Do not worry about this. You can change these factors positvely in your favor and the blogs gives this information. Teenagers normally high and so it is necessary to compare auto insurances online and find cheap auto insurance quote. Drive well and drive safely save on auto insurance.



Teen auto insurance
Teen auto insurance


Daniel: What are the reasons of restrictions of Graduated Driver License? How is this related to my car insurance?

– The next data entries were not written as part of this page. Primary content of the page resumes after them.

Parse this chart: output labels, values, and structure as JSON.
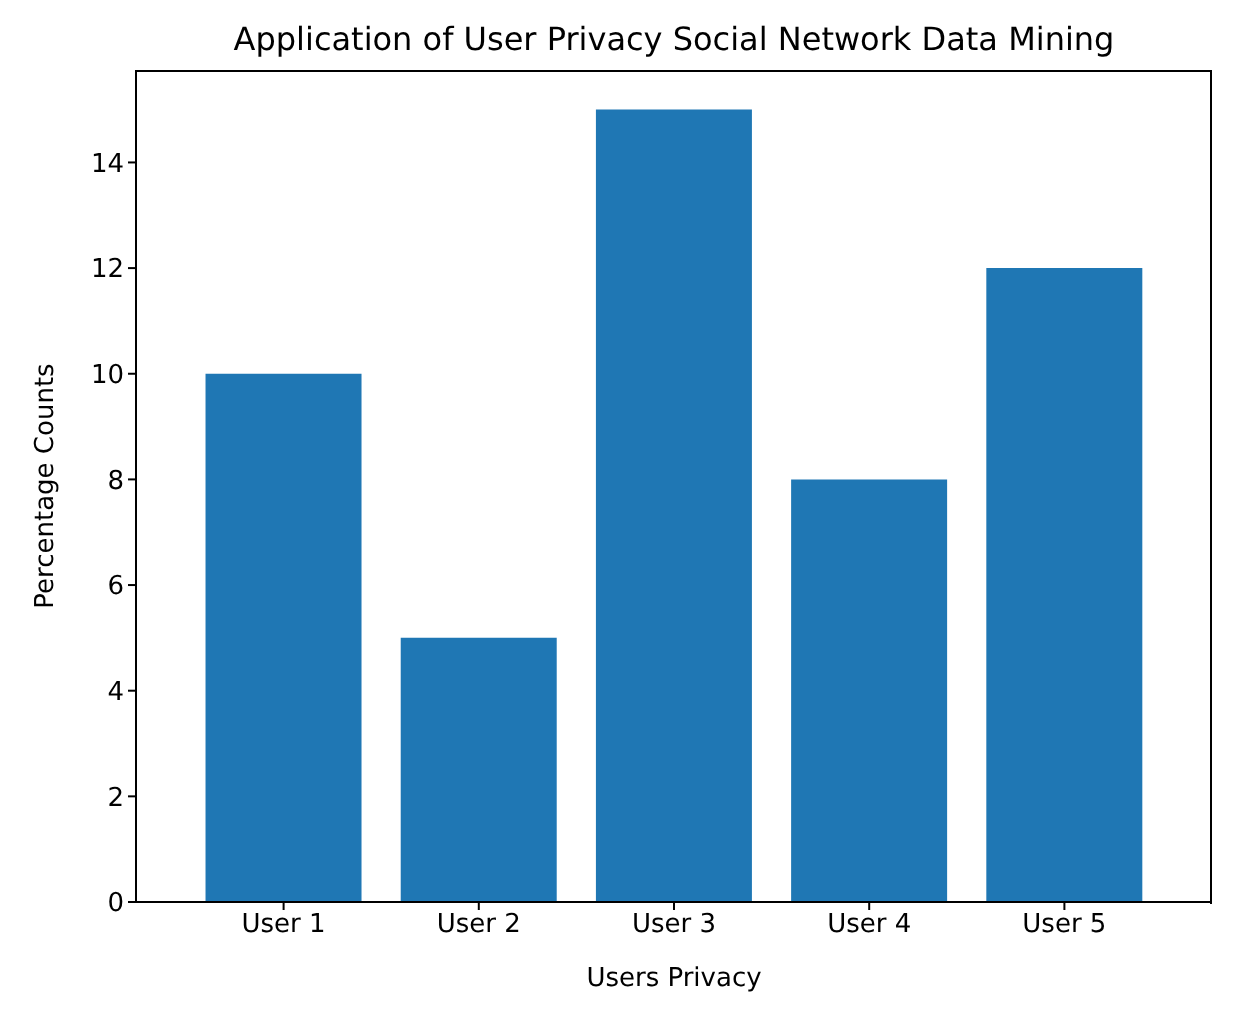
{
  "chart_data": {
    "type": "bar",
    "title": "Application of User Privacy Social Network Data Mining",
    "xlabel": "Users Privacy",
    "ylabel": "Percentage  Counts",
    "categories": [
      "User 1",
      "User 2",
      "User 3",
      "User 4",
      "User 5"
    ],
    "values": [
      10,
      5,
      15,
      8,
      12
    ],
    "color": "#1f77b4",
    "ylim": [
      0,
      15.75
    ],
    "yticks": [
      0,
      2,
      4,
      6,
      8,
      10,
      12,
      14
    ],
    "grid": false
  }
}
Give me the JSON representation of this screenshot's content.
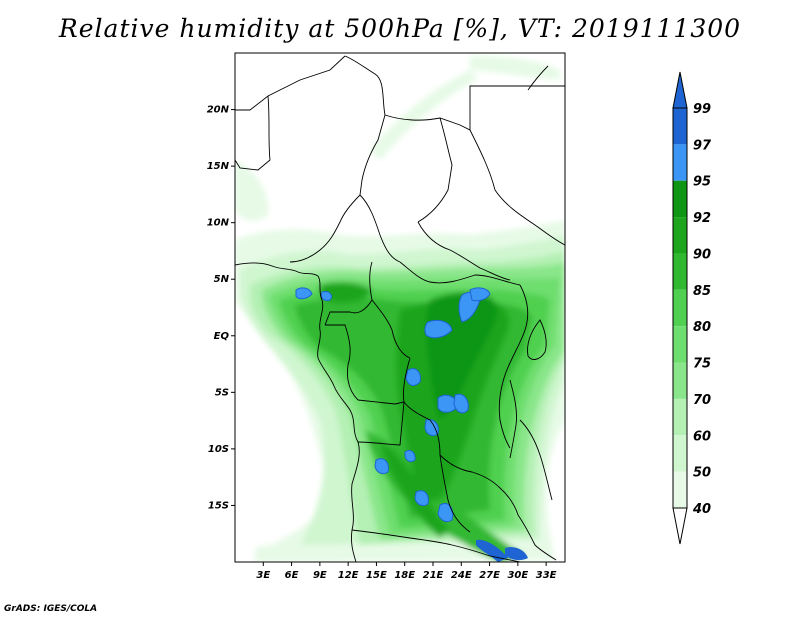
{
  "title": "Relative humidity at 500hPa [%], VT: 2019111300",
  "credit": "GrADS: IGES/COLA",
  "map": {
    "lon_range": [
      0,
      35
    ],
    "lat_range": [
      -20,
      25
    ],
    "lat_ticks": [
      {
        "value": 20,
        "label": "20N"
      },
      {
        "value": 15,
        "label": "15N"
      },
      {
        "value": 10,
        "label": "10N"
      },
      {
        "value": 5,
        "label": "5N"
      },
      {
        "value": 0,
        "label": "EQ"
      },
      {
        "value": -5,
        "label": "5S"
      },
      {
        "value": -10,
        "label": "10S"
      },
      {
        "value": -15,
        "label": "15S"
      }
    ],
    "lon_ticks": [
      {
        "value": 3,
        "label": "3E"
      },
      {
        "value": 6,
        "label": "6E"
      },
      {
        "value": 9,
        "label": "9E"
      },
      {
        "value": 12,
        "label": "12E"
      },
      {
        "value": 15,
        "label": "15E"
      },
      {
        "value": 18,
        "label": "18E"
      },
      {
        "value": 21,
        "label": "21E"
      },
      {
        "value": 24,
        "label": "24E"
      },
      {
        "value": 27,
        "label": "27E"
      },
      {
        "value": 30,
        "label": "30E"
      },
      {
        "value": 33,
        "label": "33E"
      }
    ]
  },
  "colorbar": {
    "levels": [
      {
        "label": "99",
        "color": "#1e64d2"
      },
      {
        "label": "97",
        "color": "#1e78e6"
      },
      {
        "label": "95",
        "color": "#3c96f5"
      },
      {
        "label": "92",
        "color": "#0f9614"
      },
      {
        "label": "90",
        "color": "#1ea51e"
      },
      {
        "label": "85",
        "color": "#30b830"
      },
      {
        "label": "80",
        "color": "#50d050"
      },
      {
        "label": "75",
        "color": "#6ede6e"
      },
      {
        "label": "70",
        "color": "#8ae68a"
      },
      {
        "label": "60",
        "color": "#b4f0b4"
      },
      {
        "label": "50",
        "color": "#d0f6d0"
      },
      {
        "label": "40",
        "color": "#e6fae6"
      }
    ],
    "top_triangle_color": "#1e64d2",
    "bottom_triangle_color": "#ffffff"
  }
}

Response: Daniel, Graduated Drivers License (GDL) has three main restrcitions : number of passangers you carry, night driving and speed. Now taking into consideration the restrictions, first the number of passengers. When teenage drivers transport passengers there is a greatly increased crash risk, according to a March 2008 NHTSA report. When there are multiple passengers, the crash risk is 3 to 5 times greater than when driving alone. In California, Massachusetts and Virginia, passenger restrictions have reduced crashes among 16-year-old drivers. Crash involvement per 1,000 16-year-old drivers fell from 1.07 to 0.85 in California after passenger restrictions were passed. The reduction was from 0.88 to 0.61 in Massachusetts and from 1.41 to 1.10 in Virginia. The Children’s Hospital of Philadelphia and State Farm released a study in 2007 that found that children are safer when riding in a vehicle with a teen driver who is their sibling rather than a teen driver who is not related.The study showed that children’s risk of crash injury when the teen driver is a sibling is 40 percent lower. Some states allow teen drivers to have only family members as passengers.

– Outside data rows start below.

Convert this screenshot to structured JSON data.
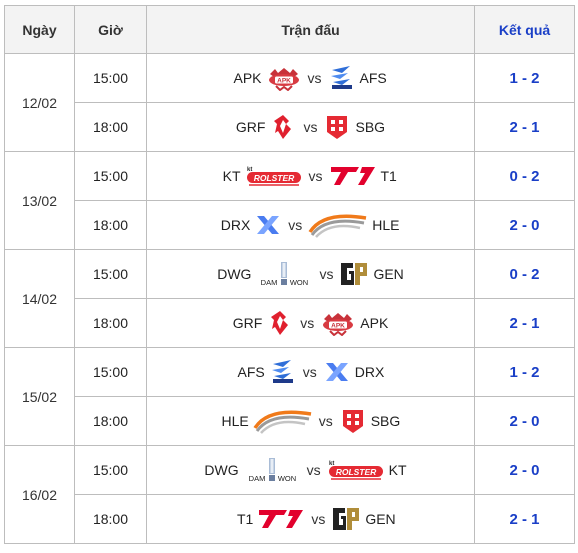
{
  "headers": {
    "date": "Ngày",
    "time": "Giờ",
    "match": "Trận đấu",
    "result": "Kết quả"
  },
  "vs": "vs",
  "days": [
    {
      "date": "12/02",
      "matches": [
        {
          "time": "15:00",
          "home": "APK",
          "home_logo": "apk-logo-icon",
          "away": "AFS",
          "away_logo": "afs-logo-icon",
          "result": "1 - 2"
        },
        {
          "time": "18:00",
          "home": "GRF",
          "home_logo": "grf-logo-icon",
          "away": "SBG",
          "away_logo": "sbg-logo-icon",
          "result": "2 - 1"
        }
      ]
    },
    {
      "date": "13/02",
      "matches": [
        {
          "time": "15:00",
          "home": "KT",
          "home_logo": "kt-logo-icon",
          "away": "T1",
          "away_logo": "t1-logo-icon",
          "result": "0 - 2"
        },
        {
          "time": "18:00",
          "home": "DRX",
          "home_logo": "drx-logo-icon",
          "away": "HLE",
          "away_logo": "hle-logo-icon",
          "result": "2 - 0"
        }
      ]
    },
    {
      "date": "14/02",
      "matches": [
        {
          "time": "15:00",
          "home": "DWG",
          "home_logo": "dwg-logo-icon",
          "away": "GEN",
          "away_logo": "gen-logo-icon",
          "result": "0 - 2"
        },
        {
          "time": "18:00",
          "home": "GRF",
          "home_logo": "grf-logo-icon",
          "away": "APK",
          "away_logo": "apk-logo-icon",
          "result": "2 - 1"
        }
      ]
    },
    {
      "date": "15/02",
      "matches": [
        {
          "time": "15:00",
          "home": "AFS",
          "home_logo": "afs-logo-icon",
          "away": "DRX",
          "away_logo": "drx-logo-icon",
          "result": "1 - 2"
        },
        {
          "time": "18:00",
          "home": "HLE",
          "home_logo": "hle-logo-icon",
          "away": "SBG",
          "away_logo": "sbg-logo-icon",
          "result": "2 - 0"
        }
      ]
    },
    {
      "date": "16/02",
      "matches": [
        {
          "time": "15:00",
          "home": "DWG",
          "home_logo": "dwg-logo-icon",
          "away": "KT",
          "away_logo": "kt-logo-icon",
          "result": "2 - 0"
        },
        {
          "time": "18:00",
          "home": "T1",
          "home_logo": "t1-logo-icon",
          "away": "GEN",
          "away_logo": "gen-logo-icon",
          "result": "2 - 1"
        }
      ]
    }
  ],
  "logo_text": {
    "kt_small": "kt",
    "kt_main": "ROLSTER",
    "dwg_left": "DAM",
    "dwg_right": "WON",
    "apk_badge": "APK"
  },
  "colors": {
    "result": "#1a3fc7",
    "border": "#bdbdbd",
    "header_bg": "#f3f3f3"
  }
}
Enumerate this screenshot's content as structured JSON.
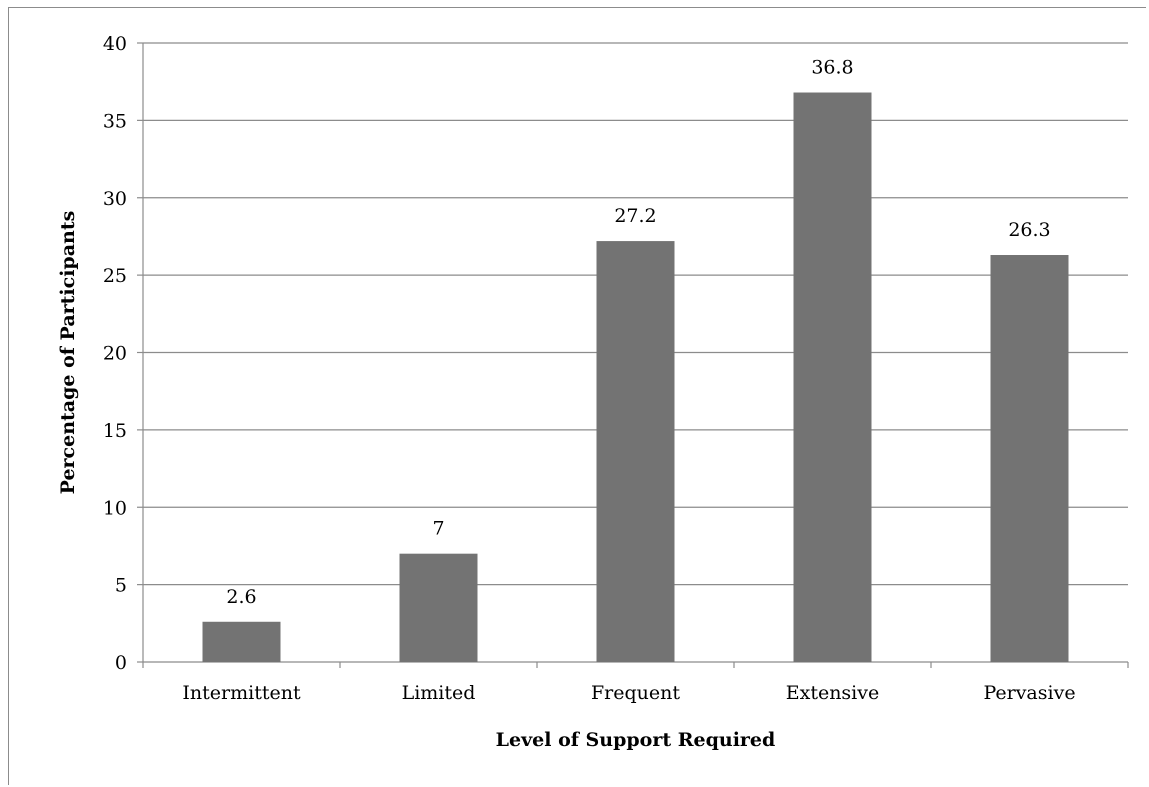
{
  "chart_data": {
    "type": "bar",
    "categories": [
      "Intermittent",
      "Limited",
      "Frequent",
      "Extensive",
      "Pervasive"
    ],
    "values": [
      2.6,
      7,
      27.2,
      36.8,
      26.3
    ],
    "data_labels": [
      "2.6",
      "7",
      "27.2",
      "36.8",
      "26.3"
    ],
    "title": "",
    "xlabel": "Level of Support Required",
    "ylabel": "Percentage of Participants",
    "ylim": [
      0,
      40
    ],
    "yticks": [
      0,
      5,
      10,
      15,
      20,
      25,
      30,
      35,
      40
    ],
    "grid": true,
    "legend": "none",
    "colors": {
      "bar": "#737373",
      "grid": "#8c8c8c",
      "axis": "#8c8c8c"
    }
  }
}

Secondly fatality and injury crash rates for 16-year-old drivers were 20 percent lower in states with nighttime and passenger restrictions than in jurisdictions that lacked these provisions, according to a study released in 2006 by the AAA Foundation for Traffic Safety. Study conducted by the Traffic Injury Research Foundation (TIRF), found that twice as many teens who had not been involved in a crash reported never having violated their state’s passenger restriction provision, as opposed to teens who had been involved in a crash.

Third, according to a 2005 study by National Institute of Health and Westat it was found that, when teens drive other teens, they tend to drive faster than other motorists and leave less distance between their vehicles and the vehicles in front of them. They speed more frequently when there are other teens in vehicles, especially males.

If restrictions are in place the accidents are prevented and thus the teen auto insurance rate is reduced. Obtain cheap auto insurance.